Turner started dancing at age 10 after watching some of her friends take classes at a local studio. Dance soon became Turner’s main mode of self-expression, a perfect outlet for a self-described “shy child.” And she was a natural at it, quickly moving on to more and more advanced classes.
By the time Turner came to UW, she had done several dance intensives, including the Snowy Range Summer Dance festival, and she was also teaching dance at her home studio.
Turner’s family ran an HVAC business and this also peaked her interest in the world of commerce. She took several business courses in high school and considered minoring in the subject at UW.
“I was looking for a way to bridge the gap between the arts and business, but didn’t really know what was out there,” said Turner.
Then UW dance faculty member Lawrence Jackson succeeded in bringing in Dr. Antonio Cuylar, an arts administration and management specialist, to talk to the dancers as part of the Guest Artist Series. Cuylar had been a singer, but was burned out after college and decided to a take different route. Turner found herself feeling the same way as Cuylar.
“I am very injury-prone, so I realized that professionally I could not work full-time as a dancer,” said Turner. “Antonio explained to us that in arts management, we’re not teaching managers to appreciate art, but we’re teaching artists how to be managers, and that really appealed to me,” she added.
According to Marsha Knight, Professor of dance at UW, Cuylar’s residency was a turning point for Krina, as he expanded future possibilities and options for dancers and actors able to blend the multiple abilities necessary for arts administration.
“As a direct result of Antonio’s visit and with full encouragement from dance faculty, Krina set her course in this direction. Every arts organization needs skilled advocacy, and Krina is on track to a fulfilling future,” said Knight.

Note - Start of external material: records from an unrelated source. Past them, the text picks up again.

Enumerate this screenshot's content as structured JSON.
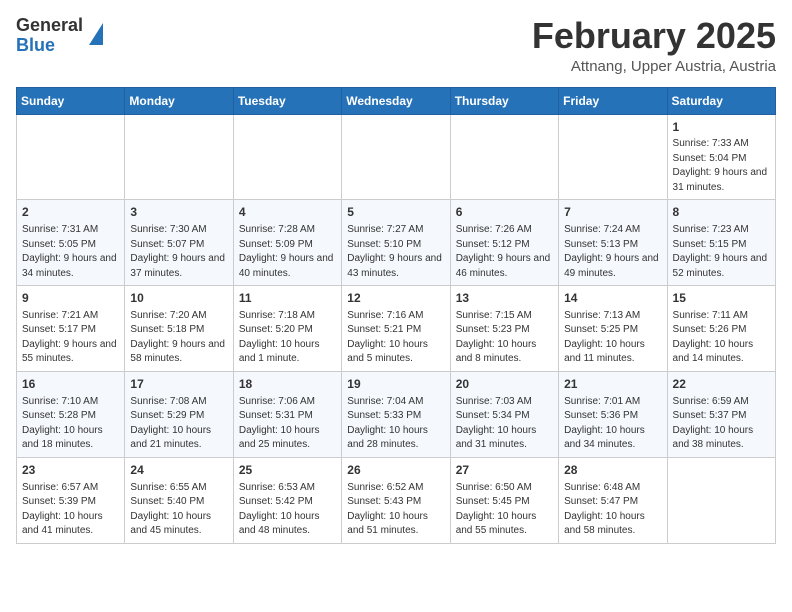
{
  "header": {
    "logo_general": "General",
    "logo_blue": "Blue",
    "month": "February 2025",
    "location": "Attnang, Upper Austria, Austria"
  },
  "weekdays": [
    "Sunday",
    "Monday",
    "Tuesday",
    "Wednesday",
    "Thursday",
    "Friday",
    "Saturday"
  ],
  "weeks": [
    [
      {
        "day": "",
        "info": ""
      },
      {
        "day": "",
        "info": ""
      },
      {
        "day": "",
        "info": ""
      },
      {
        "day": "",
        "info": ""
      },
      {
        "day": "",
        "info": ""
      },
      {
        "day": "",
        "info": ""
      },
      {
        "day": "1",
        "info": "Sunrise: 7:33 AM\nSunset: 5:04 PM\nDaylight: 9 hours and 31 minutes."
      }
    ],
    [
      {
        "day": "2",
        "info": "Sunrise: 7:31 AM\nSunset: 5:05 PM\nDaylight: 9 hours and 34 minutes."
      },
      {
        "day": "3",
        "info": "Sunrise: 7:30 AM\nSunset: 5:07 PM\nDaylight: 9 hours and 37 minutes."
      },
      {
        "day": "4",
        "info": "Sunrise: 7:28 AM\nSunset: 5:09 PM\nDaylight: 9 hours and 40 minutes."
      },
      {
        "day": "5",
        "info": "Sunrise: 7:27 AM\nSunset: 5:10 PM\nDaylight: 9 hours and 43 minutes."
      },
      {
        "day": "6",
        "info": "Sunrise: 7:26 AM\nSunset: 5:12 PM\nDaylight: 9 hours and 46 minutes."
      },
      {
        "day": "7",
        "info": "Sunrise: 7:24 AM\nSunset: 5:13 PM\nDaylight: 9 hours and 49 minutes."
      },
      {
        "day": "8",
        "info": "Sunrise: 7:23 AM\nSunset: 5:15 PM\nDaylight: 9 hours and 52 minutes."
      }
    ],
    [
      {
        "day": "9",
        "info": "Sunrise: 7:21 AM\nSunset: 5:17 PM\nDaylight: 9 hours and 55 minutes."
      },
      {
        "day": "10",
        "info": "Sunrise: 7:20 AM\nSunset: 5:18 PM\nDaylight: 9 hours and 58 minutes."
      },
      {
        "day": "11",
        "info": "Sunrise: 7:18 AM\nSunset: 5:20 PM\nDaylight: 10 hours and 1 minute."
      },
      {
        "day": "12",
        "info": "Sunrise: 7:16 AM\nSunset: 5:21 PM\nDaylight: 10 hours and 5 minutes."
      },
      {
        "day": "13",
        "info": "Sunrise: 7:15 AM\nSunset: 5:23 PM\nDaylight: 10 hours and 8 minutes."
      },
      {
        "day": "14",
        "info": "Sunrise: 7:13 AM\nSunset: 5:25 PM\nDaylight: 10 hours and 11 minutes."
      },
      {
        "day": "15",
        "info": "Sunrise: 7:11 AM\nSunset: 5:26 PM\nDaylight: 10 hours and 14 minutes."
      }
    ],
    [
      {
        "day": "16",
        "info": "Sunrise: 7:10 AM\nSunset: 5:28 PM\nDaylight: 10 hours and 18 minutes."
      },
      {
        "day": "17",
        "info": "Sunrise: 7:08 AM\nSunset: 5:29 PM\nDaylight: 10 hours and 21 minutes."
      },
      {
        "day": "18",
        "info": "Sunrise: 7:06 AM\nSunset: 5:31 PM\nDaylight: 10 hours and 25 minutes."
      },
      {
        "day": "19",
        "info": "Sunrise: 7:04 AM\nSunset: 5:33 PM\nDaylight: 10 hours and 28 minutes."
      },
      {
        "day": "20",
        "info": "Sunrise: 7:03 AM\nSunset: 5:34 PM\nDaylight: 10 hours and 31 minutes."
      },
      {
        "day": "21",
        "info": "Sunrise: 7:01 AM\nSunset: 5:36 PM\nDaylight: 10 hours and 34 minutes."
      },
      {
        "day": "22",
        "info": "Sunrise: 6:59 AM\nSunset: 5:37 PM\nDaylight: 10 hours and 38 minutes."
      }
    ],
    [
      {
        "day": "23",
        "info": "Sunrise: 6:57 AM\nSunset: 5:39 PM\nDaylight: 10 hours and 41 minutes."
      },
      {
        "day": "24",
        "info": "Sunrise: 6:55 AM\nSunset: 5:40 PM\nDaylight: 10 hours and 45 minutes."
      },
      {
        "day": "25",
        "info": "Sunrise: 6:53 AM\nSunset: 5:42 PM\nDaylight: 10 hours and 48 minutes."
      },
      {
        "day": "26",
        "info": "Sunrise: 6:52 AM\nSunset: 5:43 PM\nDaylight: 10 hours and 51 minutes."
      },
      {
        "day": "27",
        "info": "Sunrise: 6:50 AM\nSunset: 5:45 PM\nDaylight: 10 hours and 55 minutes."
      },
      {
        "day": "28",
        "info": "Sunrise: 6:48 AM\nSunset: 5:47 PM\nDaylight: 10 hours and 58 minutes."
      },
      {
        "day": "",
        "info": ""
      }
    ]
  ]
}
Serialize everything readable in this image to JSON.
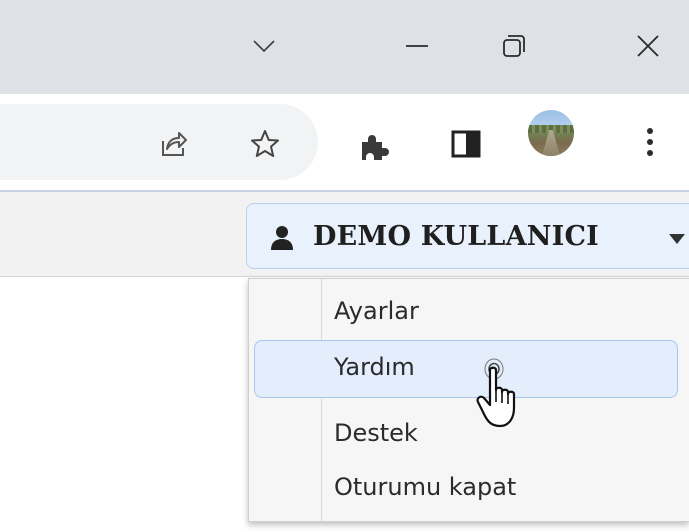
{
  "browser": {
    "titlebar": {
      "icons": {
        "tab_search": "chevron-down-icon",
        "minimize": "minimize-icon",
        "restore": "restore-icon",
        "close": "close-icon"
      }
    },
    "toolbar": {
      "icons": {
        "share": "share-icon",
        "bookmark": "star-icon",
        "extensions": "puzzle-icon",
        "side_panel": "side-panel-icon",
        "profile": "profile-avatar",
        "menu": "more-vert-icon"
      }
    }
  },
  "page": {
    "user_menu": {
      "icon": "user-icon",
      "label": "DEMO KULLANICI",
      "caret": "caret-down-icon",
      "items": [
        {
          "label": "Ayarlar"
        },
        {
          "label": "Yardım"
        },
        {
          "label": "Destek"
        },
        {
          "label": "Oturumu kapat"
        }
      ],
      "hovered_item": "Yardım"
    },
    "cursor": "hand-pointer-icon"
  },
  "colors": {
    "titlebar_bg": "#dee1e6",
    "omnibox_bg": "#f1f3f4",
    "user_button_bg": "#e8f1fc",
    "user_button_border": "#b8cfee",
    "menu_bg": "#f6f6f6",
    "menu_highlight_bg": "#e3edfb",
    "menu_highlight_border": "#a9c6ec"
  }
}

Cuyler encouraged Turner to get internships to prepare for graduate school, so Turner began looking right away, landing a position with the Repertory Dance Theatre in Salt Lake City. She worked for two weeks doing entry-level work like stuffing envelopes and data entry.

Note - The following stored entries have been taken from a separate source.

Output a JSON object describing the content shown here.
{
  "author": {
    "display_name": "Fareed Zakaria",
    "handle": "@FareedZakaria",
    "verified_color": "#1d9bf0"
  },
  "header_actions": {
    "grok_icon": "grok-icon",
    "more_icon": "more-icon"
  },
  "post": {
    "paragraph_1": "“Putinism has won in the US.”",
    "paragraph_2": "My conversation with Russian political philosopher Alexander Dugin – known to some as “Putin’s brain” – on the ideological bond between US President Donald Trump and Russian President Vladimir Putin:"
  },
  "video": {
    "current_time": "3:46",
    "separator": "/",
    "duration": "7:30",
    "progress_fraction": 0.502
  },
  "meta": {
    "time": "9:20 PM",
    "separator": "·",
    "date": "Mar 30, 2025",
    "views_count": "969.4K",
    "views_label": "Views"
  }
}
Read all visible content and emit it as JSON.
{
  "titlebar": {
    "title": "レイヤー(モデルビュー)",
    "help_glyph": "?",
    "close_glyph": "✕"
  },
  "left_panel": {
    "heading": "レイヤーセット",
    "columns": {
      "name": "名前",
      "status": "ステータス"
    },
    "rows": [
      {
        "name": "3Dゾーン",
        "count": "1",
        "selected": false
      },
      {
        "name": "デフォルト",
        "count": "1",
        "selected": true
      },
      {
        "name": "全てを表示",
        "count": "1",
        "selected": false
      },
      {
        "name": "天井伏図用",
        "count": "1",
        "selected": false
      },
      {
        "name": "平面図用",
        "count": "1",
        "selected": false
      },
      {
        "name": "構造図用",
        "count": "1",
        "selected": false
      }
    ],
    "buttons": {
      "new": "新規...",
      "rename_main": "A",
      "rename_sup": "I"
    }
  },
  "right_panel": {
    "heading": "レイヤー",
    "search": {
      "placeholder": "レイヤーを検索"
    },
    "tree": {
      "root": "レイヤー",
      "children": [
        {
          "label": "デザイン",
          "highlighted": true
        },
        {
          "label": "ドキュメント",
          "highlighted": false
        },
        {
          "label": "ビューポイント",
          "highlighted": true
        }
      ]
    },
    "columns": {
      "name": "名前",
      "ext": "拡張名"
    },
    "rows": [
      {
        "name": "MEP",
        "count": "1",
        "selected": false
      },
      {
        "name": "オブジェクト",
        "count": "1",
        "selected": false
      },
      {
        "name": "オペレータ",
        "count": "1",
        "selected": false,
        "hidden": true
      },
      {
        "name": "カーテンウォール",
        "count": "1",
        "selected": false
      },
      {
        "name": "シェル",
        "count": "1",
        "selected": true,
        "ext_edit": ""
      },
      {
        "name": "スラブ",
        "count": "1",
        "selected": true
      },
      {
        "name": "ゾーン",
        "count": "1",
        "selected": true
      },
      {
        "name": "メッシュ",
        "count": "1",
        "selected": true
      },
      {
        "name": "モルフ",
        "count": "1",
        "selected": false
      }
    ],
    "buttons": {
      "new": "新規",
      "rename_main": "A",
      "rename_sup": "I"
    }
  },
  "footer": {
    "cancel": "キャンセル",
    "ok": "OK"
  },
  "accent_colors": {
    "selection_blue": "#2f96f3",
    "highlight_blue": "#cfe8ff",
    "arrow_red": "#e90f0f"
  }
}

“That internship was a first look into what a dance organization is like on the inside, and how people communicate with each other,” said Turner. “I learned how important the artistic community is and how everyone has to work together or they won’t be successful.”
Turner later served as an intern for the Eminent Artist Bill T. Jones/Arnie Zane Dance Company residency, teaching her peers about the company and its values and repertory and promoting events.
The Bill T. Jones internship opened up a lot of doors for Turner, including providing contacts in the Seattle University Arts Leadership program, where she will go for graduate study.
“All the internships I have had have helped me to see what I want to do,” says Turner. “It’s not about what you’re doing as an intern, but about what you’re learning.”
Turner’s immediate career goals include working as a company manager for various dance companies, continuing to dance for her own enjoyment, and learning as much as she can about the art of making and producing art.
“I think that one of the main reasons why I am doing what I am is that life is too short to do something that you hate or to be working for companies that damage the environment and so on,” said Turner. “I want to be working in something where I can affect people positively around me the whole time.”
Eventually, Turner wants to be her own boss, and to run her own performing arts venue with educational and performance functions, as well as space for different kinds of artists to work collaboratively.
“I want so badly want to promote my art form and collaboration among artists and to see their work flourish,” said Turner. “I want to promote this live performing arts experience as something that strengthens communities and to bring it into the public schools.”
“I guess I want to be the 21st century Diaghilev and encourage collaboration in dance,” she laughed.